Let's analyze three cases:
-
Case 1: x < -5
- |x + 5| = -(x + 5) = -x - 5
- |x - 3| = -(x - 3) = -x + 3
- a = -x - 5 - x + 3 = -2x - 2
-
Case 2: -5 ≤ x ≤ 3
- |x + 5| = x + 5
- |x - 3| = -(x - 3) = -x + 3
- a = x + 5 - x + 3 = 8
-
Case 3: x > 3
- |x + 5| = x + 5
- |x - 3| = x - 3
- a = x + 5 + x - 3 = 2x + 2
In Case 2, we see that a = 8, which is a natural number. Now, we need to show that 'a' is a natural number in Cases 1 and 3 as well.
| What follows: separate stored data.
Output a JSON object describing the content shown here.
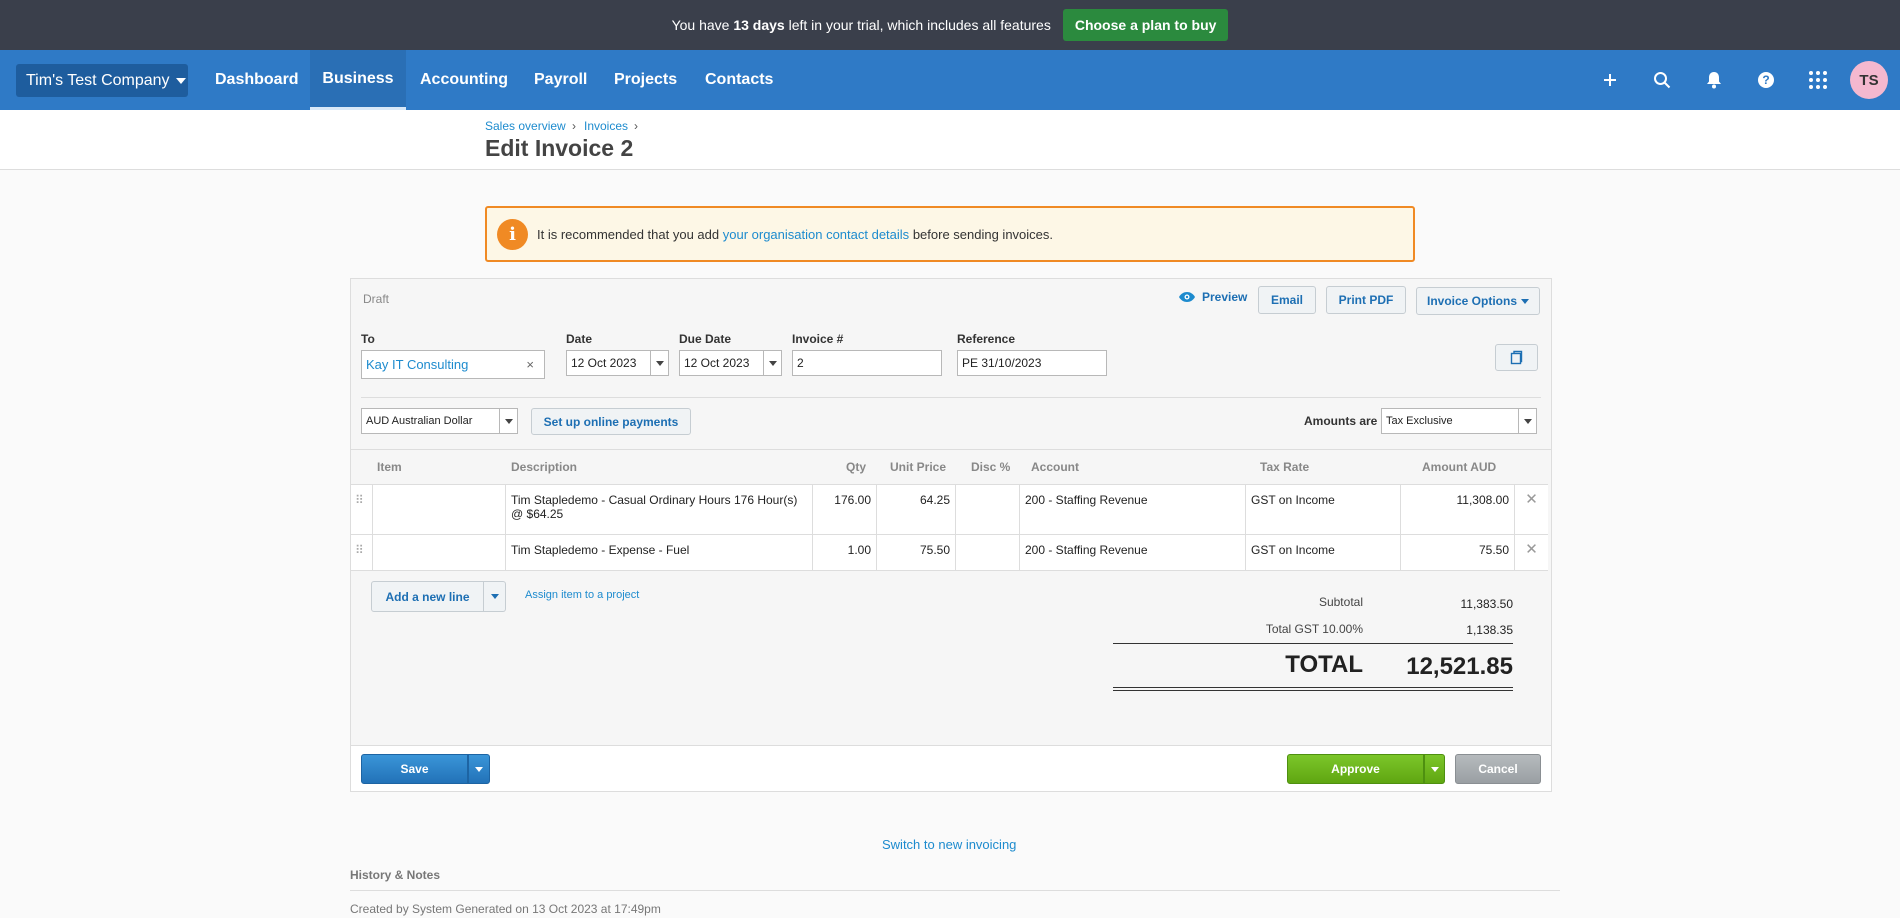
{
  "trial": {
    "prefix": "You have ",
    "days": "13 days",
    "suffix": " left in your trial, which includes all features",
    "cta": "Choose a plan to buy"
  },
  "org": {
    "name": "Tim's Test Company"
  },
  "nav": {
    "items": [
      "Dashboard",
      "Business",
      "Accounting",
      "Payroll",
      "Projects",
      "Contacts"
    ],
    "active": "Business",
    "avatar": "TS"
  },
  "breadcrumb": [
    "Sales overview",
    "Invoices"
  ],
  "page_title": "Edit Invoice 2",
  "alert": {
    "before": "It is recommended that you add ",
    "link": "your organisation contact details",
    "after": " before sending invoices."
  },
  "invoice": {
    "status": "Draft",
    "actions": {
      "preview": "Preview",
      "email": "Email",
      "print": "Print PDF",
      "options": "Invoice Options"
    },
    "labels": {
      "to": "To",
      "date": "Date",
      "due": "Due Date",
      "number": "Invoice #",
      "reference": "Reference"
    },
    "to": "Kay IT Consulting",
    "date": "12 Oct 2023",
    "due_date": "12 Oct 2023",
    "number": "2",
    "reference": "PE 31/10/2023",
    "currency": "AUD Australian Dollar",
    "online_payments": "Set up online payments",
    "amounts_are_label": "Amounts are",
    "amounts_are": "Tax Exclusive",
    "columns": [
      "Item",
      "Description",
      "Qty",
      "Unit Price",
      "Disc %",
      "Account",
      "Tax Rate",
      "Amount AUD"
    ],
    "lines": [
      {
        "item": "",
        "description": "Tim Stapledemo - Casual Ordinary Hours 176 Hour(s) @ $64.25",
        "qty": "176.00",
        "unit_price": "64.25",
        "disc": "",
        "account": "200 - Staffing Revenue",
        "tax_rate": "GST on Income",
        "amount": "11,308.00"
      },
      {
        "item": "",
        "description": "Tim Stapledemo - Expense - Fuel",
        "qty": "1.00",
        "unit_price": "75.50",
        "disc": "",
        "account": "200 - Staffing Revenue",
        "tax_rate": "GST on Income",
        "amount": "75.50"
      }
    ],
    "add_line": "Add a new line",
    "assign_project": "Assign item to a project",
    "totals": {
      "subtotal_label": "Subtotal",
      "subtotal": "11,383.50",
      "gst_label": "Total GST 10.00%",
      "gst": "1,138.35",
      "total_label": "TOTAL",
      "total": "12,521.85"
    },
    "save": "Save",
    "approve": "Approve",
    "cancel": "Cancel"
  },
  "switch_link": "Switch to new invoicing",
  "history": {
    "title": "History & Notes",
    "entry": "Created by System Generated on 13 Oct 2023 at 17:49pm"
  },
  "colors": {
    "trial_bg": "#3a3f4b",
    "nav": "#2f7ac6",
    "link": "#1d8bce",
    "warning": "#f08a24",
    "approve": "#6cb41b",
    "avatar": "#f4b8cf"
  }
}
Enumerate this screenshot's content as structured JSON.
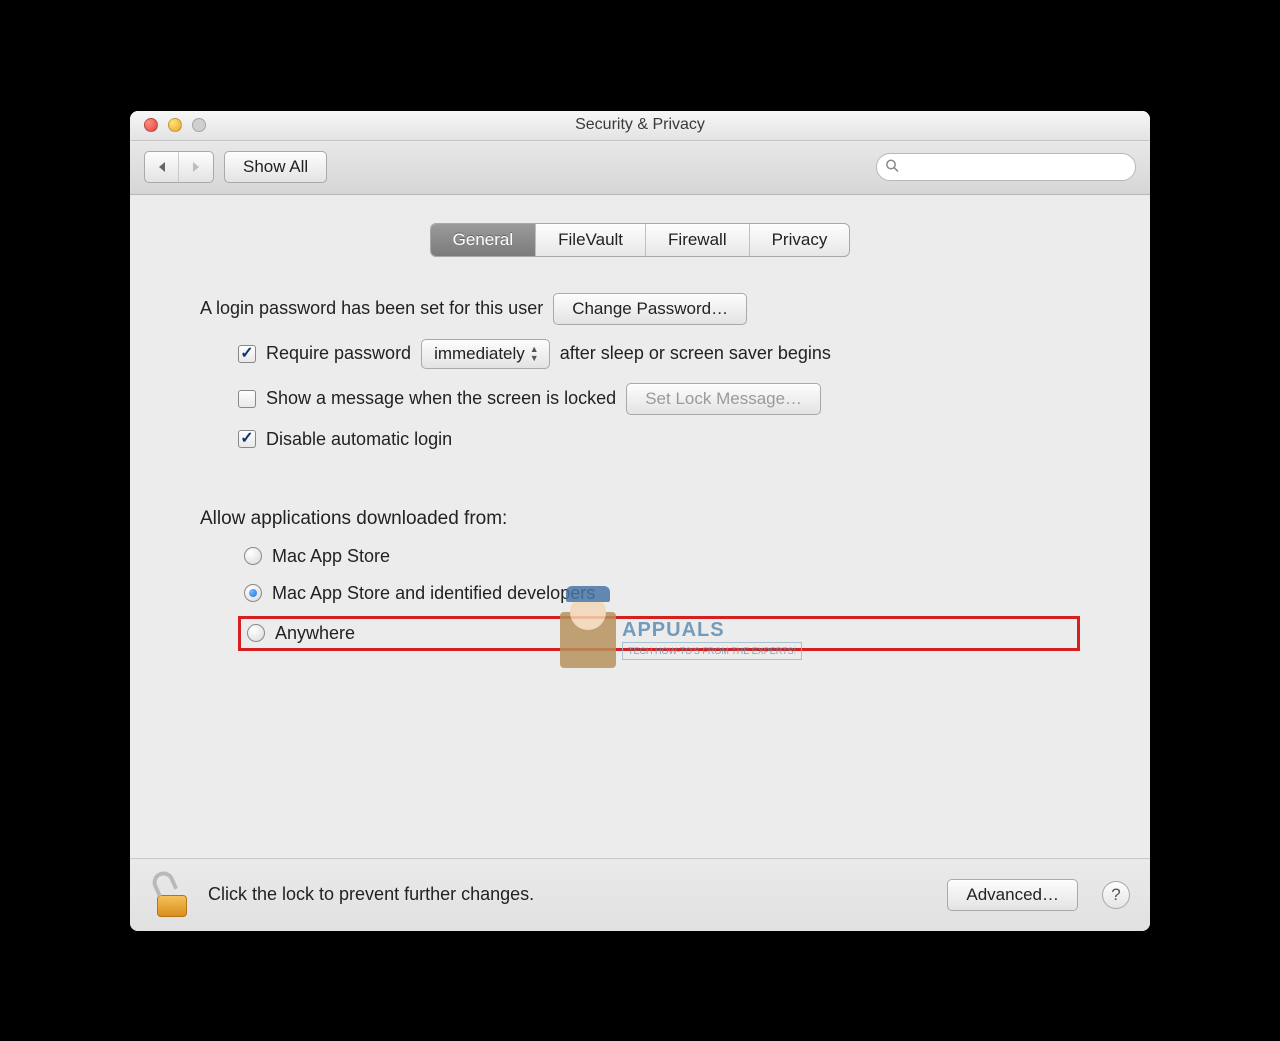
{
  "window": {
    "title": "Security & Privacy"
  },
  "toolbar": {
    "show_all": "Show All",
    "search_placeholder": ""
  },
  "tabs": [
    "General",
    "FileVault",
    "Firewall",
    "Privacy"
  ],
  "selected_tab": "General",
  "general": {
    "login_password_text": "A login password has been set for this user",
    "change_password": "Change Password…",
    "require_password_label": "Require password",
    "require_password_value": "immediately",
    "require_password_suffix": "after sleep or screen saver begins",
    "show_message_label": "Show a message when the screen is locked",
    "set_lock_message": "Set Lock Message…",
    "disable_auto_login": "Disable automatic login",
    "allow_apps_label": "Allow applications downloaded from:",
    "options": {
      "mas": "Mac App Store",
      "mas_dev": "Mac App Store and identified developers",
      "anywhere": "Anywhere"
    },
    "selected_option": "mas_dev",
    "require_password_checked": true,
    "show_message_checked": false,
    "disable_auto_login_checked": true
  },
  "footer": {
    "lock_text": "Click the lock to prevent further changes.",
    "advanced": "Advanced…",
    "help": "?"
  },
  "watermark": {
    "brand": "APPUALS",
    "tagline": "TECH HOW-TO'S FROM THE EXPERTS!"
  }
}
- Case 1 (x < -5): Since x < -5, -2x > 10, and -2x - 2 > 8. So, 'a' will be a natural number greater than 8. For example if x = -6, a = -2(-6) - 2 = 10. If x = -10, a = -2(-10) - 2 = 18. This shows a ∈ N.
- Case 3 (x > 3): Since x > 3, 2x > 6, and 2x + 2 > 8. So, 'a' will be a natural number greater than 8. For example if x = 4, a = 2(4) + 2 = 10. If x = 10, a = 2(10) + 2 = 22. This shows a ∈ N.
Thus, in all three cases, we've shown that a ∈ N.
Key Takeaway: Remember the crucial identity √(x^2) = |x|. This allows you to transform square root problems into absolute value problems, which you can then solve using the case-by-case analysis we discussed earlier. Also, don't forget to analyze the results in each case to ensure they meet the given conditions.
Final Thoughts
Guys, these types of problems might seem challenging at first, but with a clear understanding of absolute values and square roots, and a systematic approach, you can conquer them! Remember to break down the problems into manageable cases, consider the signs of the expressions inside absolute values, and use the properties of square roots to simplify the expressions. Keep practicing, and you'll become a math whiz in no time!